Generic specialization

so take this code as a example of a behaver that would be good but does not compile

struct Container<T> {
    data: T,
}

impl<T> Container<T> { //make a default implimentation 
    fn report(&self) { //a function that can be overridden
        println!("type name: {}", std::any::type_name::<T>());
    }
    fn get(&self) -> &T { //another
        &self.data
    }
}
impl Container<String> { //override the default implimenation
    fn report(&self) { //Make a diffrent implimenation for the string that does custom logic
        println!("String length: {}", self.data.len());
    }
    fn tokenize(&self) -> Vec<&str> { //extra method that cannot be used with generics
                                      //that can only be used if you know it's a string
        self.data.as_str().split_whitespace().collect()
    }
    //get self is used from the default implimenation
}

so instead of this syntax which is safe although not valid in current rust instead we have to use a traits to do this or use fragile implimenations that are ugly to get this behaver

struct Container<T> {
    data: T,
}

impl<T> Container<T> { //default implimentation same implimentation as last time
    fn report(&self) { //a function that can be overridden
        println!("type name: {}", std::any::type_name::<T>());
    }
    fn get(&self) -> &T { //another
        &self.data
    }
}
trait tokenize { //we have to make a trait to get wanted behaver
    fn tokenize(&self) -> Vec<&str>; 
}
//now to impliment our override of the default implimentation
struct ContainerString {
    data: String,
}
impl ContainerString {
    fn report(&self) { //getting the custom report function but at what cost
        println!("String length: {}", self.data.len());
    }
    fn get(&self) -> &T { //have to reimpliment this to get the custom report
        &self.data
    }
}
impl tokenize for ContainerString {
//we get our wanted extra function here but with extra boilerplate
    fn tokenize(&self) -> Vec<&str> {
         self.data.as_str().split_whitespace().collect()
    }
}

while I could do something with autoderef the complexity remains and as far as I can see my design is still safe and does not break any existing code. additionally this is not sfinae as it is simple overridding of the a default implimentation. I do not develop rustc but do think that this could and should be at sometime be implimented into the language. I understand how this could become complicated and would like to know your thoughts

I believe this is covered by the in-progress, unstable specialization feature: Rust Playground

Edit: min_specialization is sufficient: Rust Playground

#![feature(min_specialization)]

struct Container<T> {
    data: T,
}

impl<T> Container<T> {
    fn get(&self) -> &T {
        &self.data
    }
}
impl Container<String> {
    fn tokenize(&self) -> Vec<&str> {
        self.data.as_str().split_whitespace().collect()
    }
}

trait Report {
    fn report(&self);
}

impl<T> Report for Container<T> {
    default fn report(&self) {
        println!("type name: {}", std::any::type_name::<T>());
    }
}

impl Report for Container<String> {
    fn report(&self) {
        println!("String length: {}", self.data.len());
    }
}

AFAIK the specialization feature is somewhat unsound due to specialization on lifetimes being insufficiently restricted - there’s ways to specialize on lifetimes which shouldn’t be allowed. I’m not sure of the current status of specialization is; maybe that’s been fixed? The tracking issue for the feature seems to indicate it hasn’t been fixed yet. However, min_specialization should be fine.

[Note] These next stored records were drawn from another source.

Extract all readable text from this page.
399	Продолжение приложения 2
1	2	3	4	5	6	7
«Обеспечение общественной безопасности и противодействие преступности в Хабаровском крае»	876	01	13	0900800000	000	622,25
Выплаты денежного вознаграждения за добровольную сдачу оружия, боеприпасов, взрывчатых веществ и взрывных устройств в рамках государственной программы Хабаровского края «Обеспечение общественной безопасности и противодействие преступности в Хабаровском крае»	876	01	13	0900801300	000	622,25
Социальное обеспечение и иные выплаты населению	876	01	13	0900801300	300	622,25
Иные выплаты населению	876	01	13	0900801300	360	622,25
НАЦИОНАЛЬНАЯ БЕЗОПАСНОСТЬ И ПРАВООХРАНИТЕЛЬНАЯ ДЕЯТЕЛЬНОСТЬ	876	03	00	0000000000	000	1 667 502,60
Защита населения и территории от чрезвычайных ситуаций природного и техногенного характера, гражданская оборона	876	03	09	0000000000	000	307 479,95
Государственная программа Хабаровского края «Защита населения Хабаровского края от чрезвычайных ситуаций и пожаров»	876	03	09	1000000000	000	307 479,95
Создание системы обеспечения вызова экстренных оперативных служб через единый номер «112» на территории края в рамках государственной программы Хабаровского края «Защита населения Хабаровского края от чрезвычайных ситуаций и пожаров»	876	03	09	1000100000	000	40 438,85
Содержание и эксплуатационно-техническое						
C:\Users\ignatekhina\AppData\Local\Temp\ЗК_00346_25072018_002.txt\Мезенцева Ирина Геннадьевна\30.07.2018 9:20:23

This is definitely something that the compiler intends to eventually support, but I assume it’s years away from stable.

However, specialization (and min_specialization) focus on specializing trait impls rather than inherent methods of a struct. I’m not sure if there’s a good reason for that, or if it’s simply not seen as important. Maybe specialization of inherent methods can be implemented as sugar for defining a private dummy trait with default fn items for the inherent methods. If specialization gets stabilized and nobody’s implemented this by then, I think it’d be worth pursuing.

2 Likes

This is already possible and very useful.

But adding specializations of inherent methods is simply a form of ad-hoc polymorphism (function overloading) – and function overloading infamously does not play well with type inference. To the degree that traits (type classes) were originally invented in order to solve the problem of overloading arithmetic operators (for different fundamental types) for Haskell! It's not impossible to reconcile the two, at least Scala supports overloaded methods, but it's not exactly trivial either.

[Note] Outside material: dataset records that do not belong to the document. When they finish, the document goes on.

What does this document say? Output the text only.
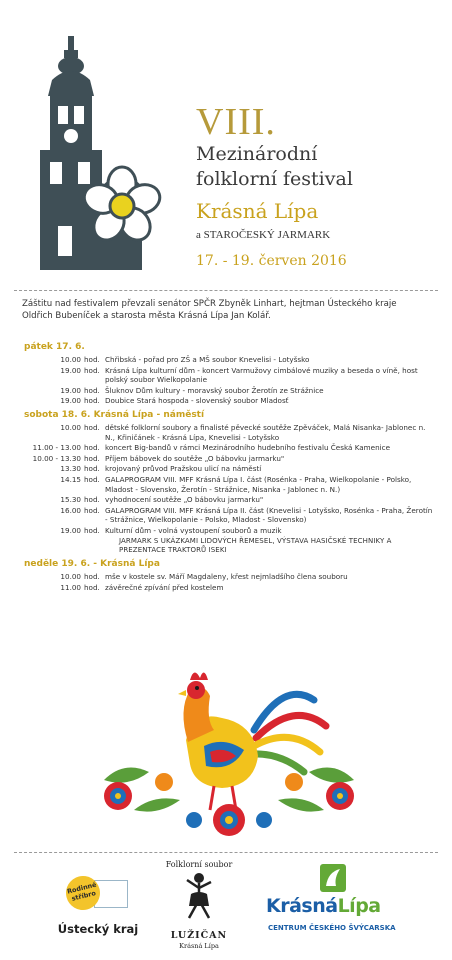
VIII.
Mezinárodní
folklorní festival
Krásná Lípa
a STAROČESKÝ JARMARK
17. - 19. červen 2016
Záštitu nad festivalem převzali senátor SPČR Zbyněk Linhart, hejtman Ústeckého kraje
Oldřich Bubeníček a starosta města Krásná Lípa Jan Kolář.
pátek 17. 6.
10.00 hod. Chřibská - pořad pro ZŠ a MŠ soubor Knevelisi - Lotyšsko
19.00 hod. Krásná Lípa kulturní dům - koncert Varmužovy cimbálové muziky a beseda o víně, host polský soubor Wielkopolanie
19.00 hod. Šluknov Dům kultury - moravský soubor Žerotín ze Strážnice
19.00 hod. Doubice Stará hospoda - slovenský soubor Mladosť
sobota 18. 6. Krásná Lípa - náměstí
10.00 hod. dětské folklorní soubory a finalisté pěvecké soutěže Zpěváček, Malá Nisanka- Jablonec n. N., Křiničánek - Krásná Lípa, Knevelisi - Lotyšsko
11.00 - 13.00 hod. koncert Big-bandů v rámci Mezinárodního hudebního festivalu Česká Kamenice
10.00 - 13.30 hod. Příjem bábovek do soutěže „O bábovku jarmarku"
13.30 hod. krojovaný průvod Pražskou ulicí na náměstí
14.15 hod. GALAPROGRAM VIII. MFF Krásná Lípa I. část (Rosénka - Praha, Wielkopolanie - Polsko, Mladost - Slovensko, Žerotín - Strážnice, Nisanka - Jablonec n. N.)
15.30 hod. vyhodnocení soutěže „O bábovku jarmarku"
16.00 hod. GALAPROGRAM VIII. MFF Krásná Lípa II. část (Knevelisi - Lotyšsko, Rosénka - Praha, Žerotín - Strážnice, Wielkopolanie - Polsko, Mladost - Slovensko)
19.00 hod. Kulturní dům - volná vystoupení souborů a muzik
JARMARK S UKÁZKAMI LIDOVÝCH ŘEMESEL, VÝSTAVA HASIČSKÉ TECHNIKY A PREZENTACE TRAKTORŮ ISEKI
neděle 19. 6. - Krásná Lípa
10.00 hod. mše v kostele sv. Máří Magdaleny, křest nejmladšího člena souboru
11.00 hod. závěrečné zpívání před kostelem
Rodinné stříbro
Ústecký kraj
Folklorní soubor
LUŽIČAN
Krásná Lípa
KrásnáLípa
CENTRUM ČESKÉHO ŠVÝCARSKA
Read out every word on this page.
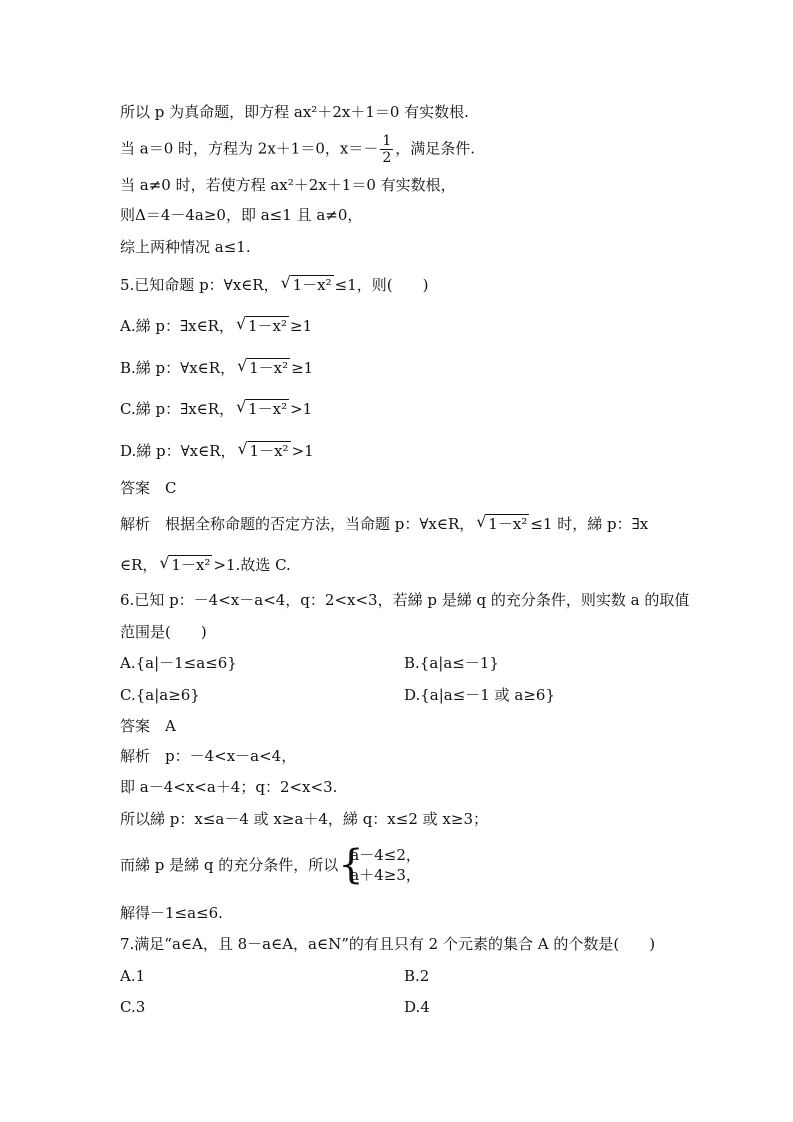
所以 p 为真命题，即方程 ax²＋2x＋1＝0 有实数根.
当 a＝0 时，方程为 2x＋1＝0，$x=- \frac{1}{2}$ ，满足条件.
当 a≠0 时，若使方程 ax²＋2x＋1＝0 有实数根，
则Δ＝4－4a≥0，即 a≤1 且 a≠0，
综上两种情况 a≤1.
5.已知命题 p：∀x∈R， √ 1－x² ≤1，则(　　)
A.綈 p：∃x∈R， √ 1－x² ≥1
B.綈 p：∀x∈R， √ 1－x² ≥1
C.綈 p：∃x∈R， √ 1－x² >1
D.綈 p：∀x∈R， √ 1－x² >1
答案　C
解析　根据全称命题的否定方法，当命题 p：∀x∈R， √ 1－x² ≤1 时，綈 p：∃x
∈R， √ 1－x² >1.故选 C.
6.已知 p：－4<x－a<4，q：2<x<3，若綈 p 是綈 q 的充分条件，则实数 a 的取值
范围是(　　)
A.{a|－1≤a≤6}	B.{a|a≤－1}
C.{a|a≥6}	D.{a|a≤－1 或 a≥6}
答案　A
解析　p：－4<x－a<4，
即 a－4<x<a＋4；q：2<x<3.
所以綈 p：x≤a－4 或 x≥a＋4，綈 q：x≤2 或 x≥3；
而綈 p 是綈 q 的充分条件，所以 {
a－4≤2，
a＋4≥3，
解得－1≤a≤6.
7.满足“a∈A，且 8－a∈A，a∈N”的有且只有 2 个元素的集合 A 的个数是(　　)
A.1	B.2
C.3	D.4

specialization is very unsound due to its interaction with lifetimes. Nobody has figured out a good way to solve that problem.

min_specialization is a more limited version of specialization. It’s believed to be sound except:

There’s also ongoing work on a feature to check whether a type implements a trait. It’s not even in nightly yet though.

4 Likes

If I may ask why does specialization have problems with lifetimes? Also is there anyway to achieve similar behavior to min-specailaztion in stable rust without making wrapper classes

Castaway and similar crates can be used for some use cases. Not sure if it would work for your use case.

In short: due to function pointers like for<'a> fn(&'a str), there MUST be exactly one version[1] of a function for any possible generic lifetime instantiations. Combine this with the fact that you're allowed to write impl Trait for &'static str, a trait impl that is not always applicable to any valid instantiation of the generic Self type, and trying to specialize on the presence of a trait impl can run into cases where it cannot specialize a separate code path.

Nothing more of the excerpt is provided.